We’ve all been there. Stuck in a college dorm room with a computer-selected jerk who smokes copious amounts of dope and has loud, long bouts of sex. Annoyed by a found-on-Craigslist subhumanoid creep who trolls for porn sites on the Internet. Terrorized by a totally incompatible, anal-retentive roomie recommended by a friend or family member who insisted, “You guys will get along just great.”

Which is why it won’t be difficult to sympathize with actress Minka Kelly in “The Roommate,” opening Friday. She plays a college freshman randomly assigned a dorm-room partner (Leighton Meester) who turns out to be a psychopath obsessed with Kelly’s character, and her friends. And when those friends start turning up dead ... well, you can sort of guess the rest. Moving to different university housing is the least of Kelly’s problems.
Leighton Meester stars in Screen Gems’ thriller, “The Roommate.”(Jaimie Trueblood/Courtesy Screen Gems/MCT)

And “The Roommate” is far from the first film to deal with roomies whose cosmic differences create serious issues. Here are some of Hollywood’s most notable roommates from hell:

The Odd Couple (1968) ― Neil Simon’s classic play is the quintessential mismatched-roommates flick. Oscar Madison (Walter Matthau) is a total slob. Felix Ungar (Jack Lemmon) is a neat freak.
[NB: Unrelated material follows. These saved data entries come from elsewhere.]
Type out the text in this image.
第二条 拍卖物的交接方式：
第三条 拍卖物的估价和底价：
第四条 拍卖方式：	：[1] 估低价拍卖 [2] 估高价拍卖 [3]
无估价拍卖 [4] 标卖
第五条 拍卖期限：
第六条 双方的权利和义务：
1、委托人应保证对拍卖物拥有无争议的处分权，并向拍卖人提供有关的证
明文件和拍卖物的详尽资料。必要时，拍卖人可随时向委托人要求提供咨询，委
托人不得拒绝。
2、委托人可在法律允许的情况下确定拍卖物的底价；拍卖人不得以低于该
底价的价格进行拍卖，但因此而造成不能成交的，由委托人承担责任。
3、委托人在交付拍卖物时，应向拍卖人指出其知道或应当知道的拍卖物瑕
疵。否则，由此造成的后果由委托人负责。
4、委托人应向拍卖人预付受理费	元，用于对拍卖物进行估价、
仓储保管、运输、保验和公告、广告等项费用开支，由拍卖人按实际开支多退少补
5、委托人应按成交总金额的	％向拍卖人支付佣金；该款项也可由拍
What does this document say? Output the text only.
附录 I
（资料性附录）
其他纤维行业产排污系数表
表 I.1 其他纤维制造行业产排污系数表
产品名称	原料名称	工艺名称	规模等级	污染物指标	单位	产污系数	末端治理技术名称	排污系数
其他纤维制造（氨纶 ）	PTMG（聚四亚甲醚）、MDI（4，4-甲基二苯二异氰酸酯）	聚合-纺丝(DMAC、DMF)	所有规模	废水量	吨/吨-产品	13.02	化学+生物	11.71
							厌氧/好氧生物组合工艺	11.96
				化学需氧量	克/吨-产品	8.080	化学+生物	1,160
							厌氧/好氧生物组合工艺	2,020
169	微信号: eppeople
They decide to room together when Felix’s wife kicks him out and he has nowhere to go. A big mistake at first, but the boys eventually come to some sort of accommodation. The basic concept was so successful, it was spun off into a hit TV series starring Tony Randall and Jack Klugman, a female stage version with Sally Struthers and Rita Moreno, and a TV series with a black cast headed by Ron Glass and Demond Wilson.

M*A*S*H (1970) ― A Bible-thumping prig and a barely competent surgeon, Maj. Frank Burns (Robert Duvall) is not exactly the kind of guy rebellious womanizers “Hawkeye” Pierce (Donald Sutherland), “Duke” Forrest (Tom Skerritt) and “Trapper” John McIntyre (Elliott Gould) want to share a tent with during the Korean War. So they go out of their way to taunt Burns and drive him crazy ― literally.
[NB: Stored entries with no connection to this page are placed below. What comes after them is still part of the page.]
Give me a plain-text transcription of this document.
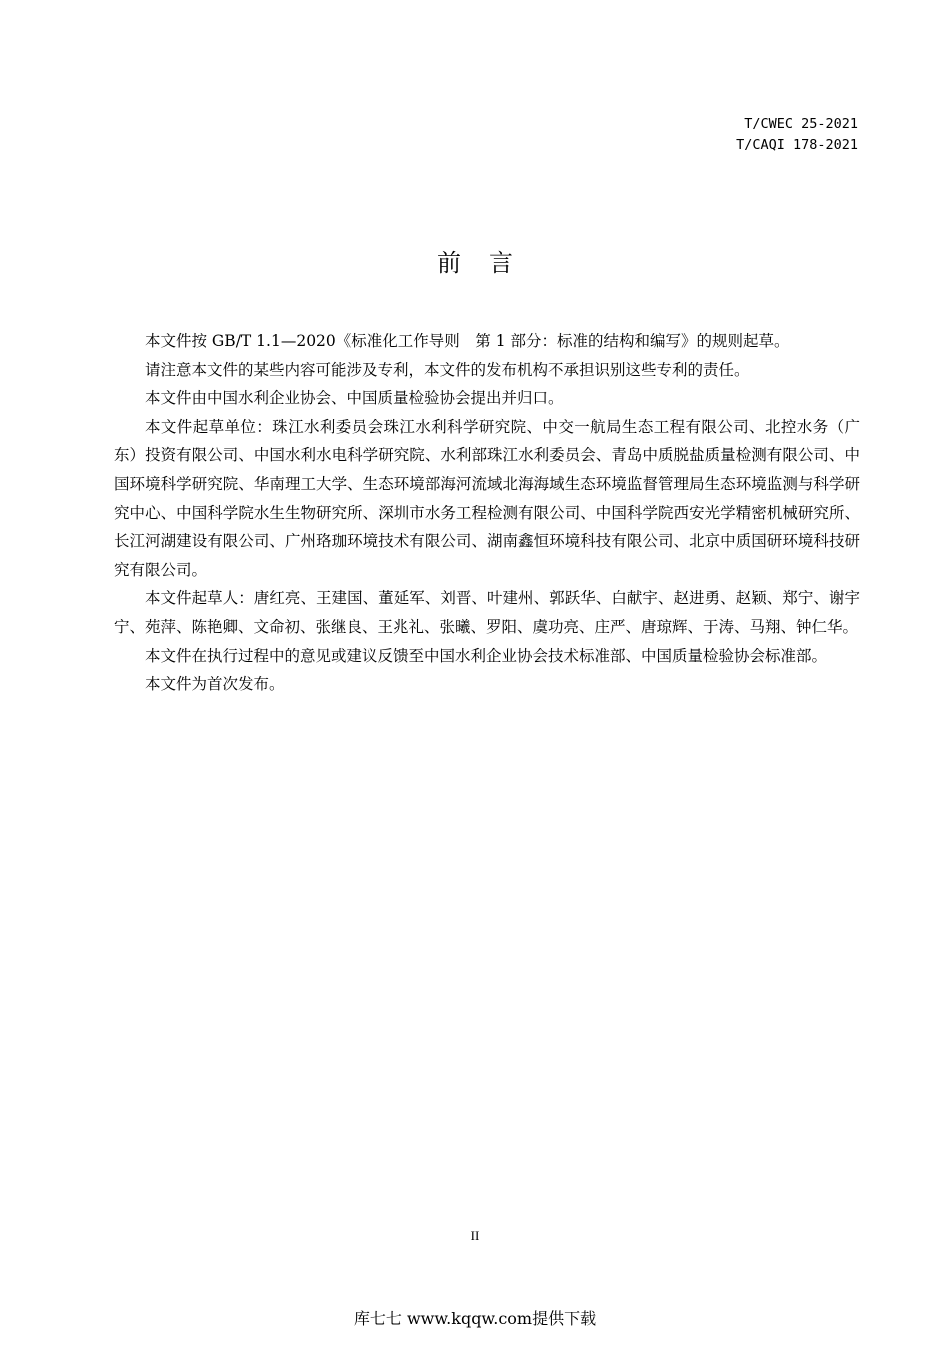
T/CWEC 25-2021
T/CAQI 178-2021
前言

本文件按 GB/T 1.1—2020《标准化工作导则　第 1 部分：标准的结构和编写》的规则起草。

请注意本文件的某些内容可能涉及专利，本文件的发布机构不承担识别这些专利的责任。

本文件由中国水利企业协会、中国质量检验协会提出并归口。

本文件起草单位：珠江水利委员会珠江水利科学研究院、中交一航局生态工程有限公司、北控水务（广东）投资有限公司、中国水利水电科学研究院、水利部珠江水利委员会、青岛中质脱盐质量检测有限公司、中国环境科学研究院、华南理工大学、生态环境部海河流域北海海域生态环境监督管理局生态环境监测与科学研究中心、中国科学院水生生物研究所、深圳市水务工程检测有限公司、中国科学院西安光学精密机械研究所、长江河湖建设有限公司、广州珞珈环境技术有限公司、湖南鑫恒环境科技有限公司、北京中质国研环境科技研究有限公司。

本文件起草人：唐红亮、王建国、董延军、刘晋、叶建州、郭跃华、白献宇、赵进勇、赵颖、郑宁、谢宇宁、苑萍、陈艳卿、文命初、张继良、王兆礼、张曦、罗阳、虞功亮、庄严、唐琼辉、于涛、马翔、钟仁华。

本文件在执行过程中的意见或建议反馈至中国水利企业协会技术标准部、中国质量检验协会标准部。

本文件为首次发布。

II
库七七 www.kqqw.com提供下载
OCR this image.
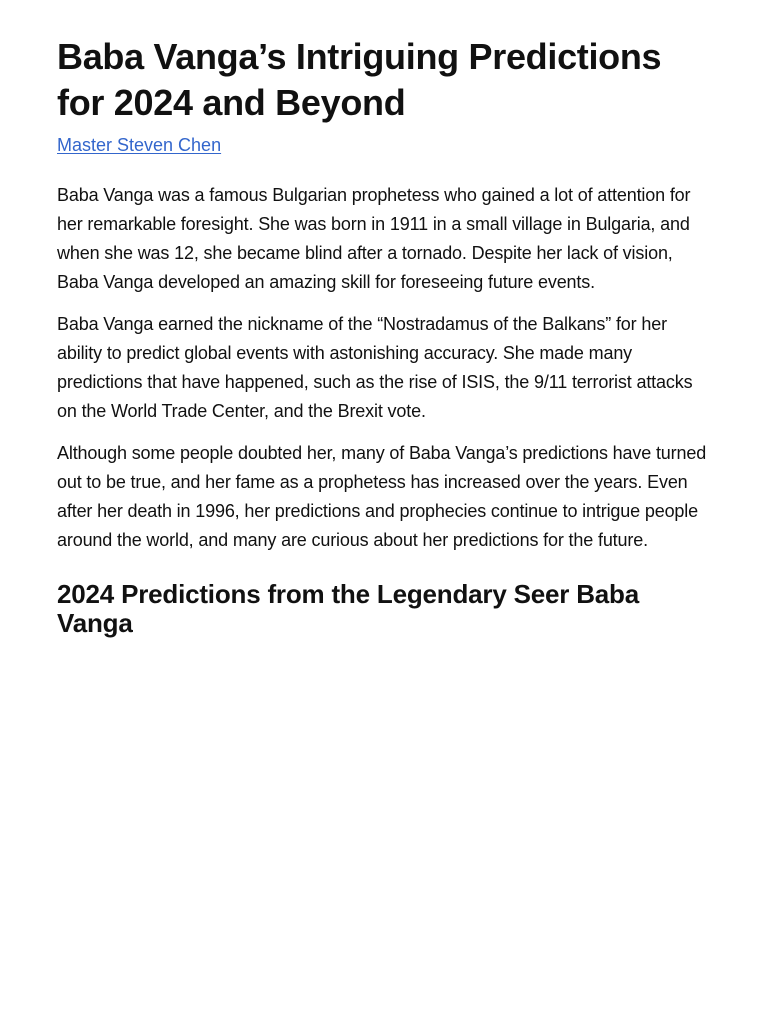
Baba Vanga’s Intriguing Predictions for 2024 and Beyond
Master Steven Chen

Baba Vanga was a famous Bulgarian prophetess who gained a lot of attention for her remarkable foresight. She was born in 1911 in a small village in Bulgaria, and when she was 12, she became blind after a tornado. Despite her lack of vision, Baba Vanga developed an amazing skill for foreseeing future events.

Baba Vanga earned the nickname of the “Nostradamus of the Balkans” for her ability to predict global events with astonishing accuracy. She made many predictions that have happened, such as the rise of ISIS, the 9/11 terrorist attacks on the World Trade Center, and the Brexit vote.

Although some people doubted her, many of Baba Vanga’s predictions have turned out to be true, and her fame as a prophetess has increased over the years. Even after her death in 1996, her predictions and prophecies continue to intrigue people around the world, and many are curious about her predictions for the future.

2024 Predictions from the Legendary Seer Baba Vanga
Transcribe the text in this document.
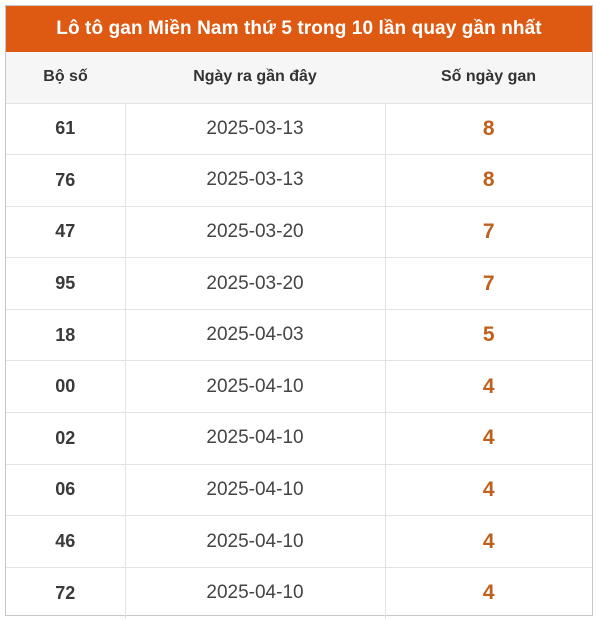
Lô tô gan Miền Nam thứ 5 trong 10 lần quay gần nhất
Bộ số	Ngày ra gần đây	Số ngày gan
61	2025-03-13	8
76	2025-03-13	8
47	2025-03-20	7
95	2025-03-20	7
18	2025-04-03	5
00	2025-04-10	4
02	2025-04-10	4
06	2025-04-10	4
46	2025-04-10	4
72	2025-04-10	4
Carnal Knowledge (1971) ― Maybe it’s not a good idea to have Jack Nicholson as a roommate. In this classic directed by Mike Nichols, Nicholson plays a swaggering horndog who beds Candice Bergen, the woman college roomie Art Garfunkel has the hots for.

Apartment Zero (1988) ― Emotionally constipated movie buff Colin Firth rents a room to free-spirited Hart Bochner. Bochner charms everyone he meets, but wait ― could he be a serial killer? Inquiring minds want to know.

Single White Female (1992) ― Bridget Fonda puts an ad in the paper looking for a “single white female” roommate to replace the boyfriend she’s just left. Shy Jennifer Jason Leigh answers the ad, and seems to be perfect. Oops, turns out she’s perfectly psychotic.

Notting Hill (1999) ― Hugh Grant is the divorced owner of a small bookstore. His roommate is Rhys Ifans, a skinny, slovenly and totally eccentric artist wannabe described by Grant’s character as “the stupidest person in the world, only doubled.” When Grant falls for a film star played by Julia Roberts, there’s some concern that Ifans’ weirdness could destroy the relationship. Luckily, it doesn’t.

Anger Management (2003) ― Adam Sandler is convicted of assault and sentenced to anger-management therapy. His therapist turns out to be oddball Jack Nicholson, who insists the only way the Sandler character can be cured is if Nicholson moves in with him. Uh-oh. To say the therapist could use some professional help himself is an understatement.

My Best Friend’s Girl (2008) ― Another example of “be careful what you wish for.” In this case, Jason Biggs asks roomie Dane Cook, who specializes in taking girls on bad dates in order to make the guys who really pine for them look good, to ask out cutie Kate Hudson. Predictably, Hudson eventually falls for Cook, leaving poor Biggs out in the cold. Ouch!

Love and Other Drugs (2010) ― Fat, ugly and porn-obsessed loser Josh Gad moves in with brother Jake Gyllenhaal after his wife throws him out. Gyllenhaal is in the midst of a relationship with Anne Hathaway, and it seems every time she turns up at his apartment, tubby bro Gad is in his skivvies or a bathrobe. Can you saw “Ewww, gross”?